My three youngest daughters were all up early today. They were spread out in the living room. One reading, one drawing, and one on the iPad.
“What muffins today?” they asked. We have been alternating between blueberry and chocolate chip muffins, with a cinnamon option every once and awhile.
“Blueberry,” I say.
They respond, “OK.” But I can tell they wanted chocolate chip muffins. But there were only two left at the end of the day.
Next week is graduation for my second son.
I turn 50 this year.
I completed the Writer’s Digest 2021 April Poem a Day challenge. (You can read the poems on my Creative Corner for Writing blog. I’ve been posting them when I can. I am on day 9.)
I just finished Kevin Garnett’s book A to Z. (Great book!)

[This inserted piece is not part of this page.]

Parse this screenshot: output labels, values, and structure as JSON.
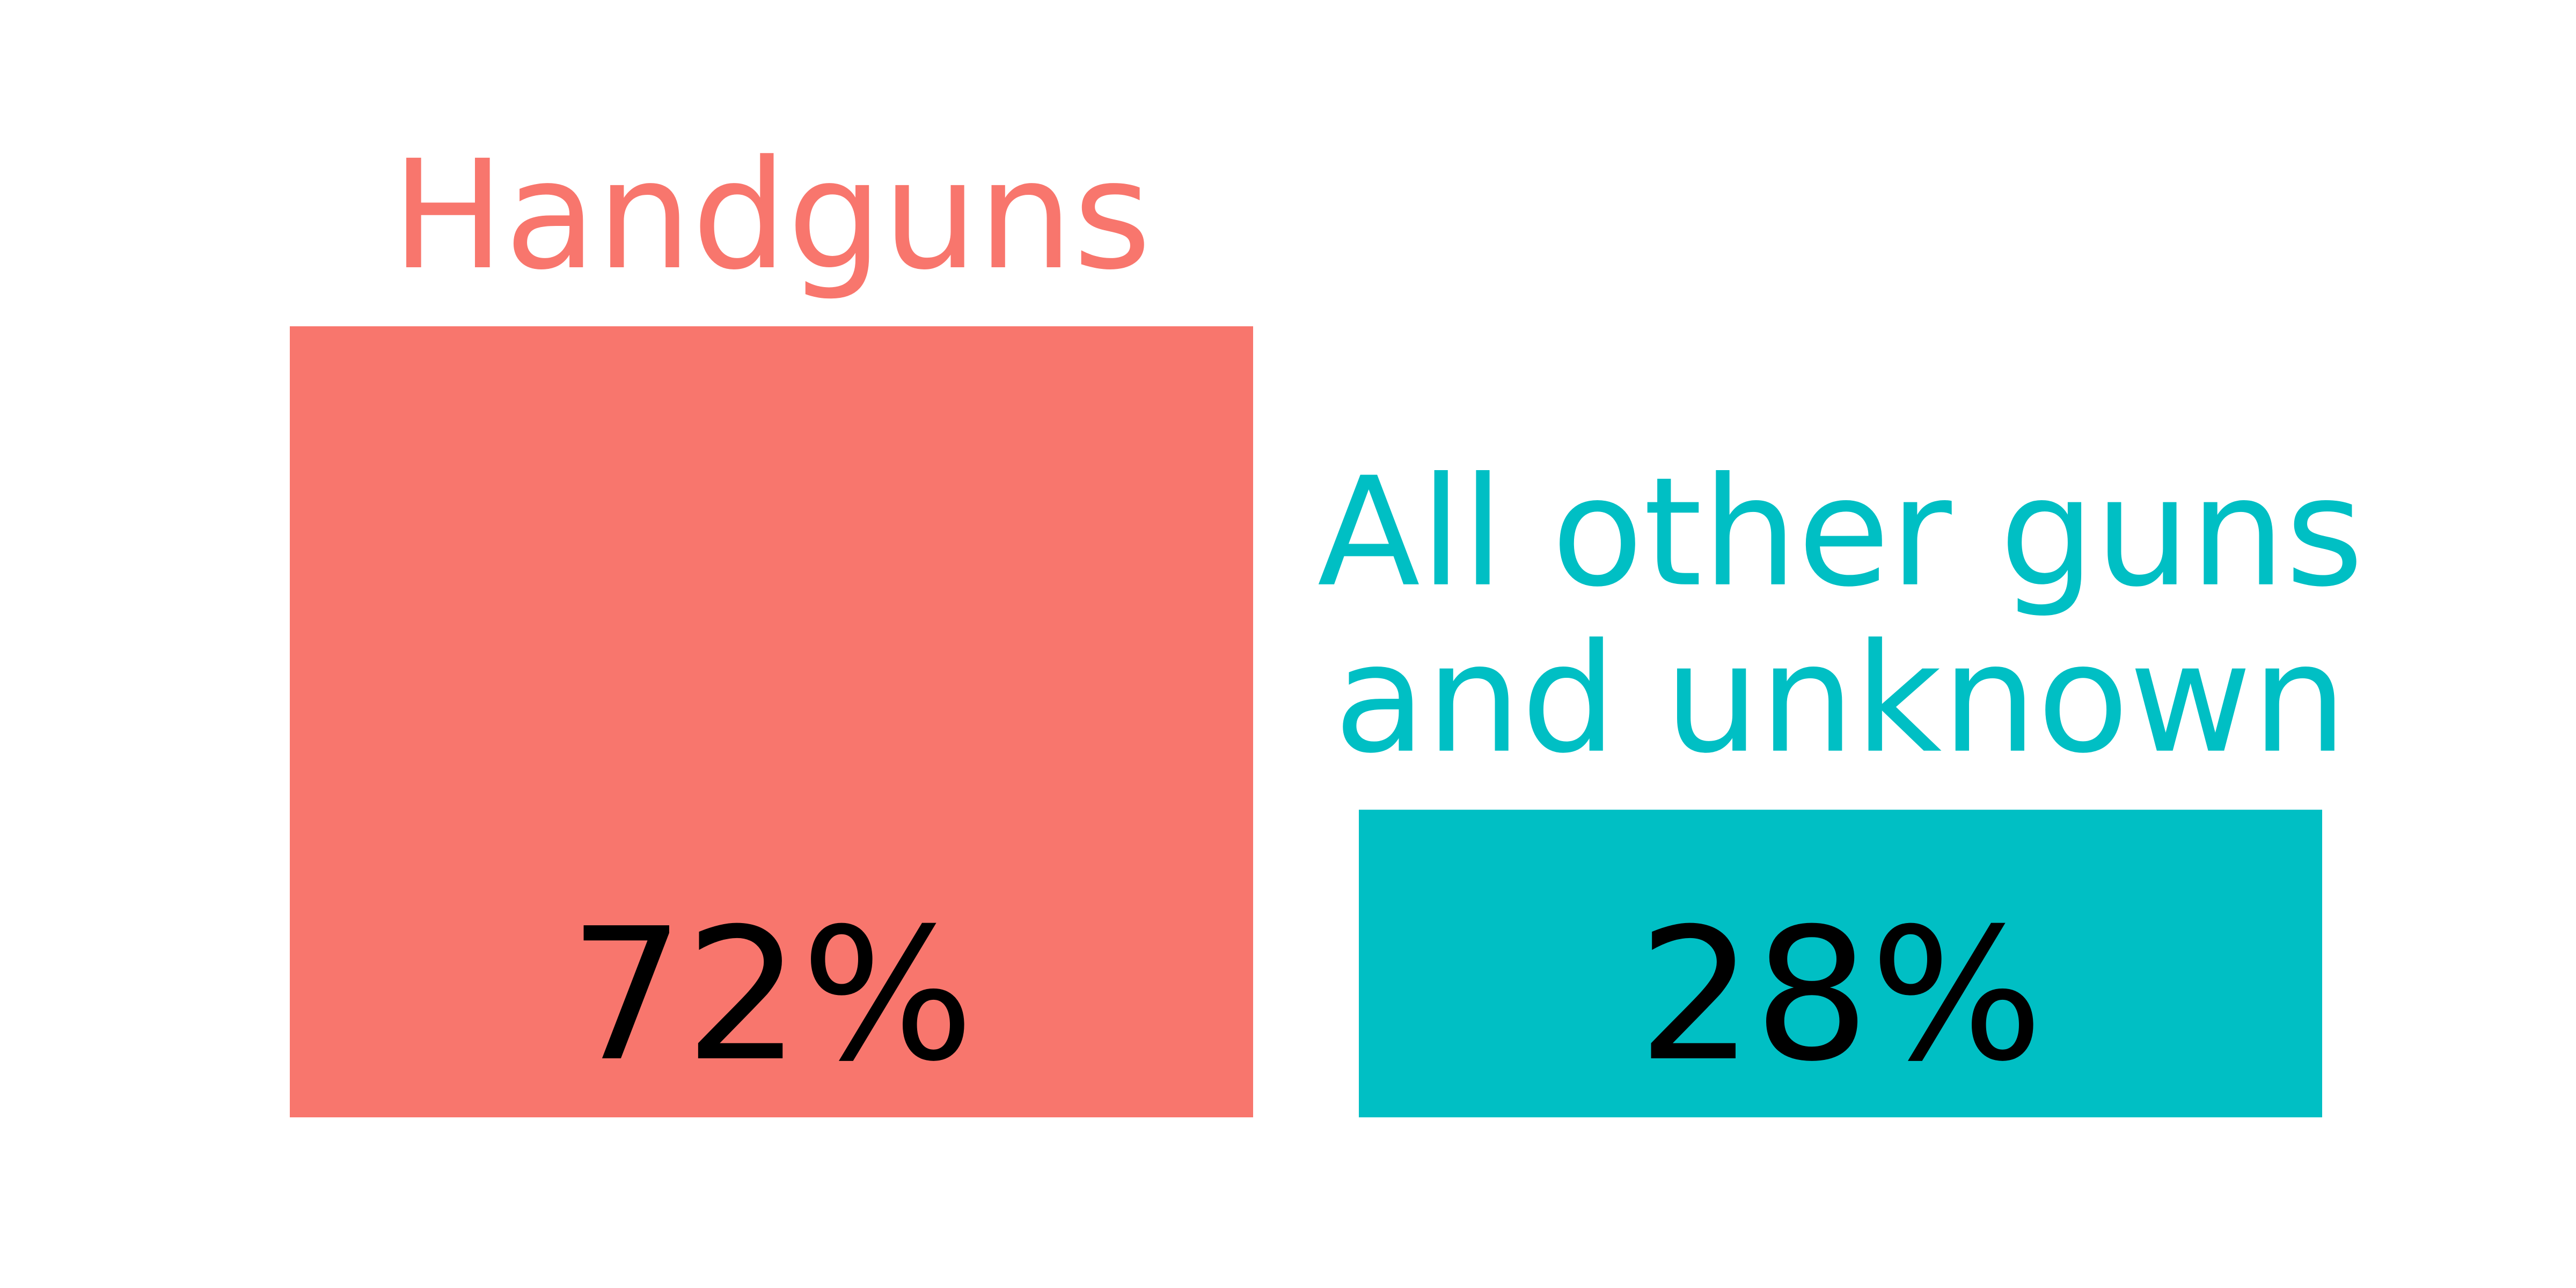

And maybe I’m just waiting for the end of this pandemic, but I’ve noticed that there are more endings in my life lately. I understand that time moves on. That doesn’t stop my mind from considering how everything ends. By chance I learned that my stepmother died in November. I haven’t spoken to her or my father in decades. Of course learning of her passing brought back memories (not many were happy). The obituary mentioned that her children were by her side when she passed. No matter what happened while our stories were on the same path, her story is now over.
I guess the aspect of endings I have been troubled by is the finality of most of the endings in this life. There is no way to redo moments in our lives. No matter how much we want to. That knowledge is the hard part of the ending, especially the ending of joyful moments. One of the lessons you learn as a dad. Letting go. Letting go of your children. Letting go of youth. Letting go of the past.
Yes, there is tomorrow and there are new beginnings. But a hard truth of life is that most of the endings in life leave you with only memories.
7 responses to “Blueberry Muffins and the End of Everything”
Reblogged this on Mitch Teemley and commented:
My Featured Blogger this week is Jamey Boelhower of It is all Connected. Here, sweet everyday parenting is coupled with a wistful look back on a less-than-perfect parent. Jamey’s prose and poetry are consistently thoughtful or witty, sometimes both. He also has numerous books in print.
Perfectly poignant. Thank you
Thank you for taking the time to read and leave a comment, I appreciate it!
Yes, in the end, we are left with just memories. Make them the best ones you can. Wonderfully written. Scott
Thank you for the comment… yes, making the most of our moments is important.
This is one I truly can relate to in so many ways. In the next two weeks, I have two granddaughters graduating high school, and both are eager to enter the next stage of their lives. I instead remember rocking them as babies and wonder where time has gone. Life passes very quickly and we only realize this very much later in life.
It is funny how time flies from the different points in our lives. I think part of the perspective is the value we hold for the moment.